Saturday 11 April 2020

Consolations #2

I beguile the time with Shakespeare and James. I'd left Trollope's Vicar of Bullhampton on the shelf for years - years after I read the rest of Trollope - and I must have sensed why. It's a dull book, but with everything going for it: characters high and low, intriguing issues (sex work, daringly, among them). But it has little jeopardy, the conventional love story is dreary, and the prostitution (Trollope uses the word) theme proves hesitant and too slight: Trollope veers between sympathy and condemnation. We never see Carry Brattle's life in London. There are no Clarissa-style scenes.

Henry IV Part 2: Was there ever such a perfect play? The high and the low here complement one another. It would be formulaic, if it weren't brilliant, the way we alternate between the poetry of the court and the prose of Falstaff's world. The story, concerning various plots and treacheries, is negligible. What matters is the language. The King and Falstaff are given the best speeches: 'Uneasy lies the head that wears the crown' in Act 3, Falstaff's tribute to sherry in Act 4. Then there's this, from King Henry, later in the same act:
my grief
Stretches itself beyond the hour of death:
The blood weeps from my heart when I do shape
In forms imaginary th’ unguided days
And rotten times that you shall look upon
When I am sleeping with my ancestors.
And so to James. From only the second chapter of The Golden Bowl, on Fanny Assingham (a character name David Lodge has, at James's expense, a little fun about):

Type was there, at the worst, in Mrs Assingham's dark, neat head, on which the crisp black hair made waves so fine and so numerous that she looked even more in the fashion of the hour than she desired. Full of discriminations against the obvious, she had yet to accept a flagrant appearance and to make the best of misleading signs. Her richness of hue, her generous nose, her eyebrows marked like those of an actress -these things, with an added amplitude of person on which middle age had set its seal, seemed to present her insistently as a daughter of the south, or still more of the east, a creature formed by hammocks and divans, fed upon sherbets and waited upon by slaves. She looked as if her most active effort might be to take up, as she lay back, her mandolin, or to share a sugared fruit with a pet gazelle.


  1. My consolations: A Misalliance, The Portrait of a Lady, Sense and Sensibility, Maupassant, Chekhov and always, Emily Dickinson.
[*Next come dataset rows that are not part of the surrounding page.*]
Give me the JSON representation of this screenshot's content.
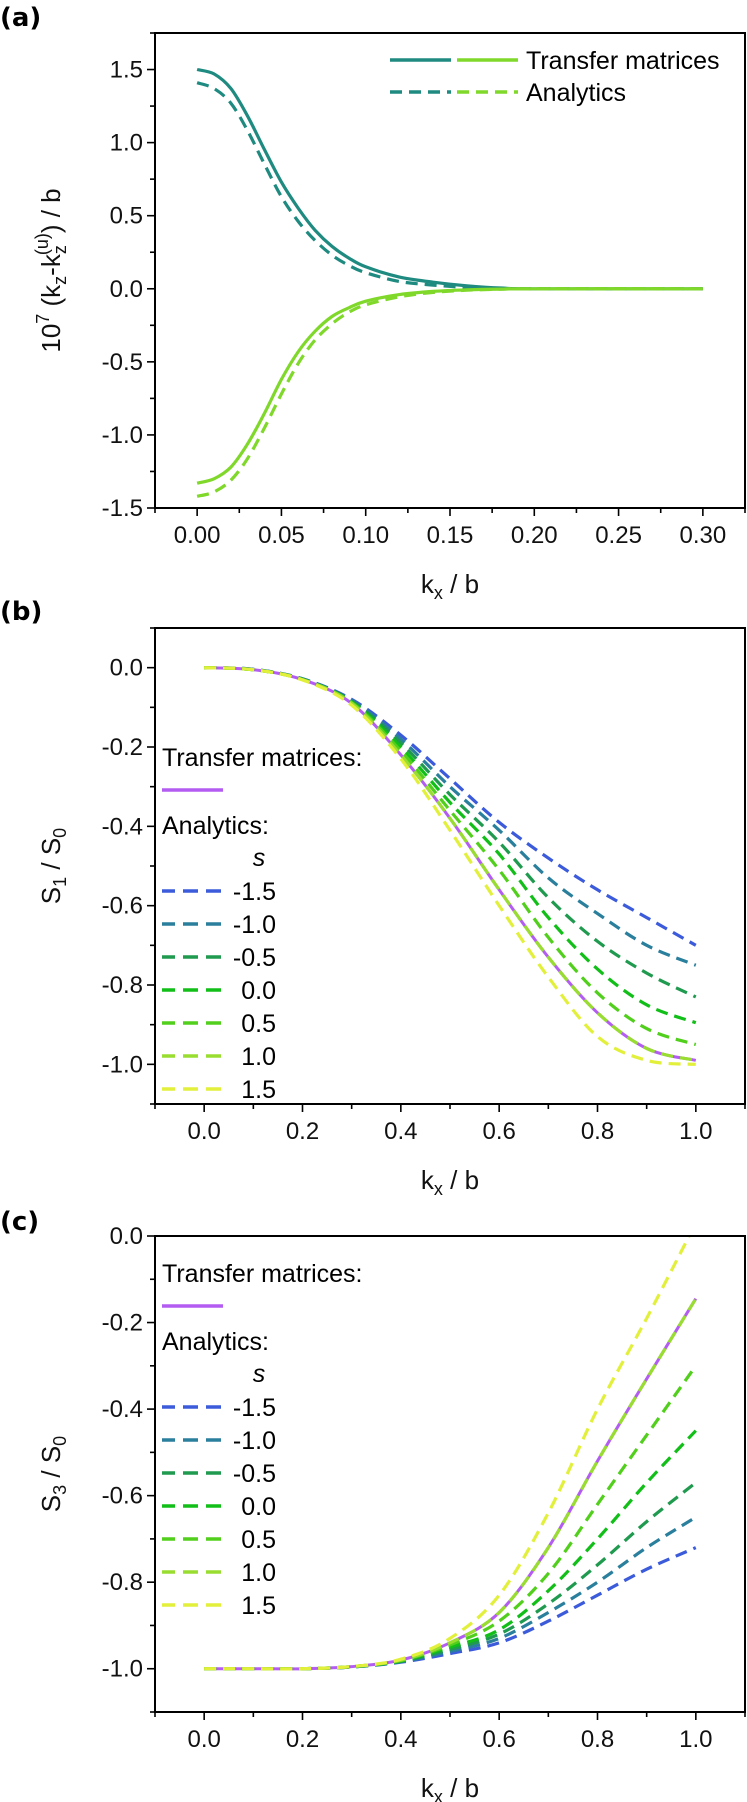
{
  "chart_data": [
    {
      "panel_label": "(a)",
      "type": "line",
      "xlabel": {
        "main": "k",
        "sub": "x",
        "rest": " / b"
      },
      "ylabel": {
        "p1": "10",
        "p1_sup": "7",
        "p2": "  (k",
        "p2_sub": "z",
        "p3": "-k",
        "p3_sub": "z",
        "p3_sup": "(u)",
        "p4": ") / b"
      },
      "xlim": [
        -0.025,
        0.325
      ],
      "ylim": [
        -1.5,
        1.75
      ],
      "xticks": [
        "0.00",
        "0.05",
        "0.10",
        "0.15",
        "0.20",
        "0.25",
        "0.30"
      ],
      "yticks": [
        "-1.5",
        "-1.0",
        "-0.5",
        "0.0",
        "0.5",
        "1.0",
        "1.5"
      ],
      "minor_xtick_step": 0.025,
      "minor_ytick_step": 0.25,
      "grid": false,
      "legend": {
        "placement": "top-right",
        "entries": [
          {
            "label": "Transfer matrices",
            "style": "solid",
            "colors": [
              "#1e8a80",
              "#7fd82a"
            ]
          },
          {
            "label": "Analytics",
            "style": "dashed",
            "colors": [
              "#1e8a80",
              "#7fd82a"
            ]
          }
        ]
      },
      "x": [
        0,
        0.01,
        0.02,
        0.03,
        0.04,
        0.05,
        0.06,
        0.07,
        0.08,
        0.09,
        0.1,
        0.12,
        0.14,
        0.16,
        0.18,
        0.2,
        0.3
      ],
      "series": [
        {
          "legend": "Transfer matrices",
          "style": "solid",
          "color": "#1e8a80",
          "y": [
            1.5,
            1.47,
            1.37,
            1.18,
            0.95,
            0.73,
            0.55,
            0.4,
            0.29,
            0.21,
            0.15,
            0.08,
            0.045,
            0.02,
            0.005,
            0,
            0
          ]
        },
        {
          "legend": "Analytics",
          "style": "dashed",
          "color": "#1e8a80",
          "y": [
            1.41,
            1.37,
            1.27,
            1.08,
            0.85,
            0.63,
            0.46,
            0.33,
            0.23,
            0.16,
            0.11,
            0.05,
            0.025,
            0.01,
            0.003,
            0,
            0
          ]
        },
        {
          "legend": "Transfer matrices",
          "style": "solid",
          "color": "#7fd82a",
          "y": [
            -1.33,
            -1.3,
            -1.22,
            -1.06,
            -0.85,
            -0.62,
            -0.43,
            -0.29,
            -0.19,
            -0.13,
            -0.085,
            -0.04,
            -0.018,
            -0.007,
            -0.002,
            0,
            0
          ]
        },
        {
          "legend": "Analytics",
          "style": "dashed",
          "color": "#7fd82a",
          "y": [
            -1.42,
            -1.39,
            -1.31,
            -1.16,
            -0.95,
            -0.72,
            -0.51,
            -0.35,
            -0.24,
            -0.16,
            -0.11,
            -0.055,
            -0.025,
            -0.01,
            -0.003,
            0,
            0
          ]
        }
      ]
    },
    {
      "panel_label": "(b)",
      "type": "line",
      "xlabel": {
        "main": "k",
        "sub": "x",
        "rest": " / b"
      },
      "ylabel": {
        "main": "S",
        "sub": "1",
        "mid": "  /  S",
        "sub2": "0"
      },
      "xlim": [
        -0.1,
        1.1
      ],
      "ylim": [
        -1.1,
        0.1
      ],
      "xticks": [
        "0.0",
        "0.2",
        "0.4",
        "0.6",
        "0.8",
        "1.0"
      ],
      "yticks": [
        "-1.0",
        "-0.8",
        "-0.6",
        "-0.4",
        "-0.2",
        "0.0"
      ],
      "minor_xtick_step": 0.1,
      "minor_ytick_step": 0.1,
      "grid": false,
      "legend": {
        "placement": "left",
        "tm_header": "Transfer matrices:",
        "an_header": "Analytics:",
        "param": "s",
        "tm_color": "#b35cf2",
        "entries": [
          {
            "label": "-1.5",
            "color": "#3b5bdb"
          },
          {
            "label": "-1.0",
            "color": "#2a7f9c"
          },
          {
            "label": "-0.5",
            "color": "#1f9a4e"
          },
          {
            "label": "0.0",
            "color": "#12bf18"
          },
          {
            "label": "0.5",
            "color": "#52cf1c"
          },
          {
            "label": "1.0",
            "color": "#98dd30"
          },
          {
            "label": "1.5",
            "color": "#e2f03c"
          }
        ]
      },
      "x": [
        0,
        0.1,
        0.2,
        0.3,
        0.4,
        0.5,
        0.6,
        0.7,
        0.8,
        0.9,
        1.0
      ],
      "transfer_matrices": {
        "color": "#b35cf2",
        "y": [
          0,
          -0.005,
          -0.03,
          -0.09,
          -0.22,
          -0.38,
          -0.56,
          -0.73,
          -0.87,
          -0.96,
          -0.99
        ]
      },
      "series": [
        {
          "s": "-1.5",
          "color": "#3b5bdb",
          "y": [
            0,
            -0.004,
            -0.028,
            -0.08,
            -0.17,
            -0.28,
            -0.39,
            -0.48,
            -0.56,
            -0.63,
            -0.7
          ]
        },
        {
          "s": "-1.0",
          "color": "#2a7f9c",
          "y": [
            0,
            -0.004,
            -0.028,
            -0.082,
            -0.18,
            -0.3,
            -0.41,
            -0.53,
            -0.62,
            -0.7,
            -0.75
          ]
        },
        {
          "s": "-0.5",
          "color": "#1f9a4e",
          "y": [
            0,
            -0.005,
            -0.029,
            -0.085,
            -0.19,
            -0.32,
            -0.44,
            -0.58,
            -0.69,
            -0.77,
            -0.83
          ]
        },
        {
          "s": "0.0",
          "color": "#12bf18",
          "y": [
            0,
            -0.005,
            -0.03,
            -0.087,
            -0.2,
            -0.34,
            -0.47,
            -0.63,
            -0.76,
            -0.85,
            -0.895
          ]
        },
        {
          "s": "0.5",
          "color": "#52cf1c",
          "y": [
            0,
            -0.005,
            -0.03,
            -0.088,
            -0.21,
            -0.36,
            -0.51,
            -0.68,
            -0.82,
            -0.91,
            -0.95
          ]
        },
        {
          "s": "1.0",
          "color": "#98dd30",
          "y": [
            0,
            -0.005,
            -0.03,
            -0.09,
            -0.22,
            -0.38,
            -0.56,
            -0.73,
            -0.87,
            -0.96,
            -0.99
          ]
        },
        {
          "s": "1.5",
          "color": "#e2f03c",
          "y": [
            0,
            -0.005,
            -0.031,
            -0.095,
            -0.23,
            -0.41,
            -0.6,
            -0.78,
            -0.93,
            -0.99,
            -1.0
          ]
        }
      ]
    },
    {
      "panel_label": "(c)",
      "type": "line",
      "xlabel": {
        "main": "k",
        "sub": "x",
        "rest": " / b"
      },
      "ylabel": {
        "main": "S",
        "sub": "3",
        "mid": "  /  S",
        "sub2": "0"
      },
      "xlim": [
        -0.1,
        1.1
      ],
      "ylim": [
        -1.1,
        0.0
      ],
      "xticks": [
        "0.0",
        "0.2",
        "0.4",
        "0.6",
        "0.8",
        "1.0"
      ],
      "yticks": [
        "-1.0",
        "-0.8",
        "-0.6",
        "-0.4",
        "-0.2",
        "0.0"
      ],
      "minor_xtick_step": 0.1,
      "minor_ytick_step": 0.1,
      "grid": false,
      "legend": {
        "placement": "top-left",
        "tm_header": "Transfer matrices:",
        "an_header": "Analytics:",
        "param": "s",
        "tm_color": "#b35cf2",
        "entries": [
          {
            "label": "-1.5",
            "color": "#3b5bdb"
          },
          {
            "label": "-1.0",
            "color": "#2a7f9c"
          },
          {
            "label": "-0.5",
            "color": "#1f9a4e"
          },
          {
            "label": "0.0",
            "color": "#12bf18"
          },
          {
            "label": "0.5",
            "color": "#52cf1c"
          },
          {
            "label": "1.0",
            "color": "#98dd30"
          },
          {
            "label": "1.5",
            "color": "#e2f03c"
          }
        ]
      },
      "x": [
        0,
        0.1,
        0.2,
        0.3,
        0.4,
        0.5,
        0.6,
        0.7,
        0.8,
        0.9,
        1.0
      ],
      "transfer_matrices": {
        "color": "#b35cf2",
        "y": [
          -1,
          -1,
          -1,
          -0.995,
          -0.98,
          -0.94,
          -0.87,
          -0.72,
          -0.52,
          -0.33,
          -0.145
        ]
      },
      "series": [
        {
          "s": "-1.5",
          "color": "#3b5bdb",
          "y": [
            -1,
            -1,
            -1,
            -0.996,
            -0.985,
            -0.965,
            -0.94,
            -0.89,
            -0.83,
            -0.77,
            -0.72
          ]
        },
        {
          "s": "-1.0",
          "color": "#2a7f9c",
          "y": [
            -1,
            -1,
            -1,
            -0.996,
            -0.984,
            -0.96,
            -0.93,
            -0.87,
            -0.8,
            -0.72,
            -0.65
          ]
        },
        {
          "s": "-0.5",
          "color": "#1f9a4e",
          "y": [
            -1,
            -1,
            -1,
            -0.996,
            -0.983,
            -0.955,
            -0.92,
            -0.85,
            -0.76,
            -0.66,
            -0.57
          ]
        },
        {
          "s": "0.0",
          "color": "#12bf18",
          "y": [
            -1,
            -1,
            -1,
            -0.995,
            -0.982,
            -0.95,
            -0.91,
            -0.82,
            -0.7,
            -0.57,
            -0.45
          ]
        },
        {
          "s": "0.5",
          "color": "#52cf1c",
          "y": [
            -1,
            -1,
            -1,
            -0.995,
            -0.981,
            -0.945,
            -0.89,
            -0.78,
            -0.62,
            -0.46,
            -0.3
          ]
        },
        {
          "s": "1.0",
          "color": "#98dd30",
          "y": [
            -1,
            -1,
            -1,
            -0.995,
            -0.98,
            -0.94,
            -0.87,
            -0.72,
            -0.52,
            -0.33,
            -0.145
          ]
        },
        {
          "s": "1.5",
          "color": "#e2f03c",
          "y": [
            -1,
            -1,
            -1,
            -0.995,
            -0.978,
            -0.93,
            -0.83,
            -0.64,
            -0.4,
            -0.19,
            0.03
          ]
        }
      ]
    }
  ]
}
    I have become quite compulsive in my reading of Brookner. I have just read The Bay of Angels. Providence, Family and Friends, A Friend from England are on their way to my little town in Mitteleuropa. And I am just about to order Brief Lives, A Closed Eye and Altered States. I am scared of running out and just have to have the next one ready.

    1. Many thanks for your comment. I too am a devotee of Emily Dickinson. I recall Larkin's essay on her, in which he celebrated her obliqueness. Good to hide, and hear 'em hunt!